Muchas veces me había invitado, pero no pudo convencerme de abandonar la comodidad de las sábanas hasta que un día mencionó a una tal “Melanie”, una chica de 19 años que corría junto a él por las mañanas y que estudiaba en la misma Universidad. Eso fue más que suficiente para que comprara un equipo deportivo y a las 6 de la mañana estuviera despierta y preparada para correr kilómetros con tal de alejar a esa arpía.
Sin embargo, mi plan no había funcionado muy bien. A los cinco minutos estaba exhausta y me faltaba el aire, Jorge cargó conmigo hasta la casa –sólo habíamos corrido tres cuadras- y me dijo que si no quería, no corriera.
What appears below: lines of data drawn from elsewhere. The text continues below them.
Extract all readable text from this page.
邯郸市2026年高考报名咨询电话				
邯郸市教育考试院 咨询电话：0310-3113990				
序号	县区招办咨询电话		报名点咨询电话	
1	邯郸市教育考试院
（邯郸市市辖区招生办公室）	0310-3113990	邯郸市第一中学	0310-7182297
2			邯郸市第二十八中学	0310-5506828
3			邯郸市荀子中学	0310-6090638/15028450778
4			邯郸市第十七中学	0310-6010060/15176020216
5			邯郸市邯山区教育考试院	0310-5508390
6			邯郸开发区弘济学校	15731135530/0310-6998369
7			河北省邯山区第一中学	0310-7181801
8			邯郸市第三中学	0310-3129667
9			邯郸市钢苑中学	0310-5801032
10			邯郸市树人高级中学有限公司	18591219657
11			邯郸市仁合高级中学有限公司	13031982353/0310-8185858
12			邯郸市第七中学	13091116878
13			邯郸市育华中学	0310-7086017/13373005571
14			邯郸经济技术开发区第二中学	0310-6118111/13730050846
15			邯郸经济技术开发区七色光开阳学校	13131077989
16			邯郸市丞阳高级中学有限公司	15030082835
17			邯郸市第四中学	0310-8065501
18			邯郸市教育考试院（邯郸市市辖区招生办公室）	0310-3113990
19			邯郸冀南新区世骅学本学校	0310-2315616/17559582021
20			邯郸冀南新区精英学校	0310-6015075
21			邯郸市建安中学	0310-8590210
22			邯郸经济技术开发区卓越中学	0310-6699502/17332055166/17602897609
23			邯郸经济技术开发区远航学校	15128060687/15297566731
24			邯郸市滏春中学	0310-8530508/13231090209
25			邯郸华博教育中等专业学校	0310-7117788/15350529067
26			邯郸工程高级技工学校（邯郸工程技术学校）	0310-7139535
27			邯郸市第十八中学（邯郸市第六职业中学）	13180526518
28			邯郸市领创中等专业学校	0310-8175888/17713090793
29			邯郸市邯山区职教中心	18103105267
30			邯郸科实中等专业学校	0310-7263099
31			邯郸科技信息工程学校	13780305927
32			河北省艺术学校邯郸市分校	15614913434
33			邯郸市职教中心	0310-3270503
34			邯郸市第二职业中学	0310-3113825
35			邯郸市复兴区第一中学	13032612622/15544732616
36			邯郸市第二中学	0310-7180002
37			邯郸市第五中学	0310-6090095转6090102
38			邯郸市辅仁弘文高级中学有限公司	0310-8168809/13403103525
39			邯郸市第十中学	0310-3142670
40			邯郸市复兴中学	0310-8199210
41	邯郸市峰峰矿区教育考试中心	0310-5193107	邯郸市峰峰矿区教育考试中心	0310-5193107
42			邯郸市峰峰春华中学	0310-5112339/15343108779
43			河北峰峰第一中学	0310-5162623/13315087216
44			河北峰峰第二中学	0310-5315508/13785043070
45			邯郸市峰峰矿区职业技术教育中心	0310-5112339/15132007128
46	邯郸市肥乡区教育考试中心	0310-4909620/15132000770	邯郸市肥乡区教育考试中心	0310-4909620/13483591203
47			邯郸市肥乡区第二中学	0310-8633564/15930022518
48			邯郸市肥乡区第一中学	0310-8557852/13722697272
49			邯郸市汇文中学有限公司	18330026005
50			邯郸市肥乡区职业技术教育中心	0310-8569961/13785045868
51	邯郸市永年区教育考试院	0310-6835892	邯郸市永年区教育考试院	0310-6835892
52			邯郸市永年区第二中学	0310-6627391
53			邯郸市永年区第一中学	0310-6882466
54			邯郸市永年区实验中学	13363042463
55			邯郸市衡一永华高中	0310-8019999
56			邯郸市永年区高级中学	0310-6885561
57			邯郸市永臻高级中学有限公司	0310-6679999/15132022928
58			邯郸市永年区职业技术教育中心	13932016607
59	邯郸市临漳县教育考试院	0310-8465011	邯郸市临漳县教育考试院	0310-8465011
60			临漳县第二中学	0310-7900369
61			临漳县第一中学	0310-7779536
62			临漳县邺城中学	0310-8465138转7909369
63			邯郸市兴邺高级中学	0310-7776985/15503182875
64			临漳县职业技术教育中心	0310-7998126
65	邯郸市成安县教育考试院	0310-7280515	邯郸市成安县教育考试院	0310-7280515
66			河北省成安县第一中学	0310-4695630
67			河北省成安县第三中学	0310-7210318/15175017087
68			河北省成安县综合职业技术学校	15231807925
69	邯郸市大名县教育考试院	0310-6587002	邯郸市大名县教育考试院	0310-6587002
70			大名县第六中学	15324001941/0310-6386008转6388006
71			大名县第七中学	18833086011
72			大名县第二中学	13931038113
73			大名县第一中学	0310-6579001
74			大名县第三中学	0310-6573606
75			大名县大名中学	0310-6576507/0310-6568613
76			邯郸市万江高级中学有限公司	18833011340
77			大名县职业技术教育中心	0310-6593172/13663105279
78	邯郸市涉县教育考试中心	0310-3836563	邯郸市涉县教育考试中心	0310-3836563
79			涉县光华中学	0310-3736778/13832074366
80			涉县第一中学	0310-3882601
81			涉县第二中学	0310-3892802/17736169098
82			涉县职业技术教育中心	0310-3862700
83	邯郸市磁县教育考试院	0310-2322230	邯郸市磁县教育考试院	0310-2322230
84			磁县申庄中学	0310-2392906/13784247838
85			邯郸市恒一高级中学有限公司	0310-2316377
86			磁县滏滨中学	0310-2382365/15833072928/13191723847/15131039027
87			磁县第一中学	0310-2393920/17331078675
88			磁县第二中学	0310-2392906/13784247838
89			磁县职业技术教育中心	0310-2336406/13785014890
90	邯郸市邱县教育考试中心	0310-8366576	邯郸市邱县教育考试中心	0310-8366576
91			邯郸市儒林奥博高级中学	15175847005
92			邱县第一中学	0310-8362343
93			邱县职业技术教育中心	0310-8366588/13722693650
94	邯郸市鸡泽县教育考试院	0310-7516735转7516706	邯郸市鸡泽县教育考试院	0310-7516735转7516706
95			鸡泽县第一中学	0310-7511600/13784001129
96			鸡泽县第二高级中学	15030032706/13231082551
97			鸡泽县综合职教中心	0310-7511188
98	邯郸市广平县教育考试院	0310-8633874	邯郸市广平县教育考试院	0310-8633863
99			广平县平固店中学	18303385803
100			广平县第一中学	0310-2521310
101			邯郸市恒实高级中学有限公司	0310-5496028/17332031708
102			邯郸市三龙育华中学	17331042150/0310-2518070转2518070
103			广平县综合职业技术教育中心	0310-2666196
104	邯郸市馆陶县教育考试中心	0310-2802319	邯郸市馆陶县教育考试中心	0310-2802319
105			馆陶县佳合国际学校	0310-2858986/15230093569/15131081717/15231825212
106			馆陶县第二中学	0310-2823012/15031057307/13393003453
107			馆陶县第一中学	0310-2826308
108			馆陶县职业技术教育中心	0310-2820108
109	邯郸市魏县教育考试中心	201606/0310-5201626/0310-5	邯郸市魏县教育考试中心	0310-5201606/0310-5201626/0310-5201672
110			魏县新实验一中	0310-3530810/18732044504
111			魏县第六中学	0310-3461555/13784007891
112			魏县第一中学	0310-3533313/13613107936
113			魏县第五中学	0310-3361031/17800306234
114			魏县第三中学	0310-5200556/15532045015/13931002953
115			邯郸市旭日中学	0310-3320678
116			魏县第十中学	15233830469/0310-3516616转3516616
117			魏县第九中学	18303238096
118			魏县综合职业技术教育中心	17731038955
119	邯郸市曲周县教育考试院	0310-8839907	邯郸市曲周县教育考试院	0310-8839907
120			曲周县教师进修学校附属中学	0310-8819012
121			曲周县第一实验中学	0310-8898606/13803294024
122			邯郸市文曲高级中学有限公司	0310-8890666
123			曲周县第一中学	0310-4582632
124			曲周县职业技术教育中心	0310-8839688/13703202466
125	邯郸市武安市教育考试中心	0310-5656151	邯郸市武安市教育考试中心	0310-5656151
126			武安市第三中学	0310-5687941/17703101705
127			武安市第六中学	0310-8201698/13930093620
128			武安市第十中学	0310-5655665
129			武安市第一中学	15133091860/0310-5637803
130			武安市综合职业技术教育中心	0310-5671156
Supuse que después se dio cuenta del por qué lo había hecho y dejó de correr en las mañanas, para hacerlo en la tarde. A veces lo acompañaba, aunque yo iba en bicicleta a su lado.
Sabía que Jorge necesitaba levantarse temprano todas las mañanas porque al final nunca había aprendido a conducir bien un auto, el primer año de casados chocó dos autos y mi padre se aburrió de comprar un auto tras otro. Así que le ofreció una moto y con eso Jorge estuvo muy bien. Hasta que les dijo que estaba estudiando.
A mi padre casi le dio un ataque, consideraba que Jorge tenía mucho potencial y que no podía desperdiciarlo de esa manera. Él quería que ojos verdes se hiciera cargo del negocio de mi familia, aunque papá ya tenía a Lily que era más que suficiente para que el negocio prosperara.
Mamá no se lo había tomado tan mal, aunque podía notar que al igual que el resto, esperaba mucho más de Jorge. Cecilia, su madre, estaba feliz, si su hijo cumplía sus metas, eso era más que suficiente. Y yo, no podía estar más orgullosa de él, sabía que sería un excelente profesor.
Entró a la cocina y besó mi mejilla, me abrazó por la espalda y pegó su cuerpo al mío. Besó mi cuello como todas las mañanas y escondió su rostro en mi cabello, que ya lo tenía tan largo que me llegaba hasta la cintura.
—No me convencerás con eso, debes aprender a guardar tu ropa en un lugar decente —le regañé.
—Nadie los verá, además, yo no los dejé allí, fuiste tú.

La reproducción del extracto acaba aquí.